The Vast of Night is a retro sci-fi adventure that feels equally inspired by The Twilight Zone, American Graffiti and Close Encounters of the Third Kind. There’s also a mysterious, melancholy vein running through it that, combined with the creative low-budget sensibility, recalls the magical realist indie video game Kentucky Route Zero. The movie’s gorgeously balanced tone feels genuinely unique, combining mainstream-friendly nostalgia and thrills with an intangible sense of darkness.
The film is framed as an episode of a Twilight Zone-style TV show called “Paradox Theater,” set in a small New Mexico town in the late 50’s. Radio DJ Everett (Jake Horowitz) is helping the high school set up to record the first basketball game of the season.
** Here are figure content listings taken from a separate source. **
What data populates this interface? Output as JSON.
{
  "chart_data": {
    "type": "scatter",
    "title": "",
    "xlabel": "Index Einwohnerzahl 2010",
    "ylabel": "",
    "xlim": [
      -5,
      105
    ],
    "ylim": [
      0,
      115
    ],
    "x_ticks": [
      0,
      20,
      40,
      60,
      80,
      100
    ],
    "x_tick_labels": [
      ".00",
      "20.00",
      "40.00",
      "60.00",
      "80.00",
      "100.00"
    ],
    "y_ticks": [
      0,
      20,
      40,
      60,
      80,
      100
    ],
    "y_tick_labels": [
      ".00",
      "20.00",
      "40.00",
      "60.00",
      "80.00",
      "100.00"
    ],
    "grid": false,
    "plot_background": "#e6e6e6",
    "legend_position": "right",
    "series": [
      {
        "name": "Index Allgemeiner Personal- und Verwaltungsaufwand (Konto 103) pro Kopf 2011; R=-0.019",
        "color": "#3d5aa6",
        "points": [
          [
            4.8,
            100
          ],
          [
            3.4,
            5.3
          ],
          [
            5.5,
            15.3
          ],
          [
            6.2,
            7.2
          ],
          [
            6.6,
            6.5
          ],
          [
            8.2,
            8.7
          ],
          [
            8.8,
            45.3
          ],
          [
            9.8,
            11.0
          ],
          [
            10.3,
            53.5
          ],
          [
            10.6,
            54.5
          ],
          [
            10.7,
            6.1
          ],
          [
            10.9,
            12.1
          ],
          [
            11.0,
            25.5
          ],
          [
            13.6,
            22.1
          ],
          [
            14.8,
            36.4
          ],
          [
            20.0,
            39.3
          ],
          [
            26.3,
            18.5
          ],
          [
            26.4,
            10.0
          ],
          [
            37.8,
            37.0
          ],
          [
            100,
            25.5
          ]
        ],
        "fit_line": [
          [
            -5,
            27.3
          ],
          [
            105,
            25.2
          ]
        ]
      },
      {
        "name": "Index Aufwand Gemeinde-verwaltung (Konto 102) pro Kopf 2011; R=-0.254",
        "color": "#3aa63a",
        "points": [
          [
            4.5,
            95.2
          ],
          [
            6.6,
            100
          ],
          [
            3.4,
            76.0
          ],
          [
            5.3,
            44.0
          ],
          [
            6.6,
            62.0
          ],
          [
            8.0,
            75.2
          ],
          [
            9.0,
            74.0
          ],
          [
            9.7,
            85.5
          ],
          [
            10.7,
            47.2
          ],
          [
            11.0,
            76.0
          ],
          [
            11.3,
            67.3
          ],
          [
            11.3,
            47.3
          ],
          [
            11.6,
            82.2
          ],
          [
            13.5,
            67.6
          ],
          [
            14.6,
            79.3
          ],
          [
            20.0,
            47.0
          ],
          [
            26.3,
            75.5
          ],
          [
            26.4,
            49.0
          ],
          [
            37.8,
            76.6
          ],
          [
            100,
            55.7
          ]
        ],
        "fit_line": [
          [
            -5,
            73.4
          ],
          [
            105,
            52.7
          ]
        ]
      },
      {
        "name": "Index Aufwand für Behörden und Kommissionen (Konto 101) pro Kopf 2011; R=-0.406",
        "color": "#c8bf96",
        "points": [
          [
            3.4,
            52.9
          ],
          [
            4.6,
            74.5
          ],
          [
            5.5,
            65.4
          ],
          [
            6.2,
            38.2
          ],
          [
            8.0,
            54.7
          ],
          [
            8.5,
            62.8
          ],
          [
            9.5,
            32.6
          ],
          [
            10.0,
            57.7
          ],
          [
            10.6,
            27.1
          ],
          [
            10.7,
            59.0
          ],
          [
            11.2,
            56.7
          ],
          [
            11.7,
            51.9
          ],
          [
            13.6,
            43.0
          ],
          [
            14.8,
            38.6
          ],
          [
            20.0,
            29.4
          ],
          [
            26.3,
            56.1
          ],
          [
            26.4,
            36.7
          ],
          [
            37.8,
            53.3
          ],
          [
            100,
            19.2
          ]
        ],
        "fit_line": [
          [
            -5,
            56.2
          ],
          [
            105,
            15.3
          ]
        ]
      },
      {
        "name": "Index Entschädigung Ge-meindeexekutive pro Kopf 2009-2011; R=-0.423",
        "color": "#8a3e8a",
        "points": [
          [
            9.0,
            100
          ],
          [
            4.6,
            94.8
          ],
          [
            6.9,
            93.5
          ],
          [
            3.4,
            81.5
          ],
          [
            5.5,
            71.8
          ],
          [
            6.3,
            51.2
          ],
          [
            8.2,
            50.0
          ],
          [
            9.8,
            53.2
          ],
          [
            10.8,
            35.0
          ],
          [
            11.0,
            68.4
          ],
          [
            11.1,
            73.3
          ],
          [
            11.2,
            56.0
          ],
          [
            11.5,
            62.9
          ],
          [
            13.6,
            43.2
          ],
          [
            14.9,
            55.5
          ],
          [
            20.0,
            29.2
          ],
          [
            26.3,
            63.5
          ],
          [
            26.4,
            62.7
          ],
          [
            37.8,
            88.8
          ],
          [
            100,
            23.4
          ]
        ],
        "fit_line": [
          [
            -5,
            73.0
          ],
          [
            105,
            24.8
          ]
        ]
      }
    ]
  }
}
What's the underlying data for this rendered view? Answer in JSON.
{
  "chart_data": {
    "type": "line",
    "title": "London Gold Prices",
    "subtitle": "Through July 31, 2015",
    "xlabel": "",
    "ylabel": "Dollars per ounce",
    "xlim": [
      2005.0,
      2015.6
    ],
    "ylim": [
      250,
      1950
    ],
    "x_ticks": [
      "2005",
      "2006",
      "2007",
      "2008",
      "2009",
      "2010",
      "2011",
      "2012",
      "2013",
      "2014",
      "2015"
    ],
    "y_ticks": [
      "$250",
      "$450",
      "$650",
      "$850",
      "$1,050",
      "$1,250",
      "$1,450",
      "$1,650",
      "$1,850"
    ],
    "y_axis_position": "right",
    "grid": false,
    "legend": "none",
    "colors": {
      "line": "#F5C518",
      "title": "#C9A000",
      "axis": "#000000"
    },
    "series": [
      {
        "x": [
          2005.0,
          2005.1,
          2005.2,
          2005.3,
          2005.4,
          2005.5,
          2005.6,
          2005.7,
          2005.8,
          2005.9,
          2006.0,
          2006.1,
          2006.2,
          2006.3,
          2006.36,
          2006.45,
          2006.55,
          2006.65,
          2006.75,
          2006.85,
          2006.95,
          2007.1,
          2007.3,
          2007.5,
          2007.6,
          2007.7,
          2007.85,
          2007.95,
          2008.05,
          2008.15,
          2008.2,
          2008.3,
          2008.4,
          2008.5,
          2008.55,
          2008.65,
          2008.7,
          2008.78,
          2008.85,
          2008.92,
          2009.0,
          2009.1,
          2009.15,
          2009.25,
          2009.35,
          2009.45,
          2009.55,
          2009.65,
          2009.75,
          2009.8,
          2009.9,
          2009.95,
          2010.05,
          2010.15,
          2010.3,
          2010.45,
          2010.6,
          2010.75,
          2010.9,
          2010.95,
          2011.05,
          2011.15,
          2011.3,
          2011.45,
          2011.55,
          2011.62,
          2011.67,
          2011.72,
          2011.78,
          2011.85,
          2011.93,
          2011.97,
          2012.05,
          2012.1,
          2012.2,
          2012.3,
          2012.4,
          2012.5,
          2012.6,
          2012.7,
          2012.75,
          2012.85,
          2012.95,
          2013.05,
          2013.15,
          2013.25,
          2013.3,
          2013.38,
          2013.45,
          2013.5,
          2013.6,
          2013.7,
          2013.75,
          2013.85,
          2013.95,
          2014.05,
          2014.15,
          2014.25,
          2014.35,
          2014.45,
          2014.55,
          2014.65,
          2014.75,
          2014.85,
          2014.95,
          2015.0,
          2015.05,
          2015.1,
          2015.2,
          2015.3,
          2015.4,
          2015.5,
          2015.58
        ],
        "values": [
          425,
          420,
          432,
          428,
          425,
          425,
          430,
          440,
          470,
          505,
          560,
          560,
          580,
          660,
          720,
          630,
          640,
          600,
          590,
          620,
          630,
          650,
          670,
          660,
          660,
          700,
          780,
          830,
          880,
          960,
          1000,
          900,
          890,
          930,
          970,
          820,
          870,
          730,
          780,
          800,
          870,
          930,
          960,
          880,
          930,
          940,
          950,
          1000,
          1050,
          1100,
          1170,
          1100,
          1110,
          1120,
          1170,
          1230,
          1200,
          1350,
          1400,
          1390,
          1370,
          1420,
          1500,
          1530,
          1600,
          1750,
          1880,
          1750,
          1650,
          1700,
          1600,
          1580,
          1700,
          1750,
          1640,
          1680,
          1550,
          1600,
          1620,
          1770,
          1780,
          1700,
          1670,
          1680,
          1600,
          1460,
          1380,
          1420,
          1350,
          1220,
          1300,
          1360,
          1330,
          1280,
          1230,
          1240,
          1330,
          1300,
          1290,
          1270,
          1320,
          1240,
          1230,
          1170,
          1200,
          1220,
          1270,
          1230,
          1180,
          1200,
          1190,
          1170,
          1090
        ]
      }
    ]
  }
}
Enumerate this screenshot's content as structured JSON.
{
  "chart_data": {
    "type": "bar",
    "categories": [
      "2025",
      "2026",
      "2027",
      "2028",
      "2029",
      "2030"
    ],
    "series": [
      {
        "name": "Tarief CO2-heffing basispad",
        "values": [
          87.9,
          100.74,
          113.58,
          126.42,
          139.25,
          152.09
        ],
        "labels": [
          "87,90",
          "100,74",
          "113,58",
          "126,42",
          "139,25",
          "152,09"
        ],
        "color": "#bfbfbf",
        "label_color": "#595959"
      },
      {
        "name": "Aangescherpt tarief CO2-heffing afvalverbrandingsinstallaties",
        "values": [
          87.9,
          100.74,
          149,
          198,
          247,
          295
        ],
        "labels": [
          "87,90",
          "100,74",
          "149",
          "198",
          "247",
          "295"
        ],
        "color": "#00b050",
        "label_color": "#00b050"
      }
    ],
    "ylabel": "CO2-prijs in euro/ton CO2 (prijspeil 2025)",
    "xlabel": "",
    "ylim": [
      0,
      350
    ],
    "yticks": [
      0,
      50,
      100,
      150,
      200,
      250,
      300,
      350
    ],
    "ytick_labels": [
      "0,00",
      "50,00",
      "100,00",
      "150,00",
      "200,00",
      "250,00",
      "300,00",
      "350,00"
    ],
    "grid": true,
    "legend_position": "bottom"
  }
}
Teenager Fay (Sierra McCormick) is heading to the local switchboard office to start her shift as an operator. As the rest of the town gathers in the gym to watch the game, Fay and Everett encounter a strange sound that’s interrupting phone calls and messing with Everett’s radio signal. Their investigation leads to disconcerting accounts from a pair of locals, and troubling eyewitness reports about something strange in the sky.

Patterson’s film is suffused with a wistful Spielbergian Americana, bolstered by impressive production design, warmly-filtered cinematography and Erick Alexander and Jared Bulmer’s score–equal parts John Williams and Michael Giacchino. McCormick and Horowitz have a crackling, classic dynamic. Everett’s the newly-minted adult who’s far too cool to stay in their small town; Fay is bright, curious, and clearly smitten.
The Spielberg influence is likewise evident in M.I. Littin-Menz’s cinematography. The Vast of Night is made up of incredible tracking shots, one in particular that zooms through the length of the town, wandering through backyards and floating over obstacles like an observant ghost. Usually single shots in films like this are showy. These are, too, but never pointlessly so. Patterson and Littin-Menz use them to follow meandering conversations, or establish geography. The effect is not so much performative as economical, with an occasional flourish.

There are a few instances where you can feel Patterson straining with the limitations of the film. The Vast of Night does much with its small budget, but a few sequences end up more talky than visual by necessity. In one particular scene, it seems Patterson doesn’t quite know what to do with the camera, leading to some distracting visual shifts during a moment with important story information, making it easy to miss.
Still, The Vast of Night is about as impressive as first films get, made with care and enormous heart. Its visual and structural touchstones may be obvious, but its emotional resonance feels a little more intangible, and thrillingly so. Watching Patterson’s film gives you the same feeling as going out into the middle of nowhere on a summer night to look at the stars: a little romantic, magical, and eerie all at the same time. After this, it feels like a no-brainer for a studio exec to offer Patterson some kind of massive franchise entry. We can only hope that whatever he does next has this much craft and sensitivity.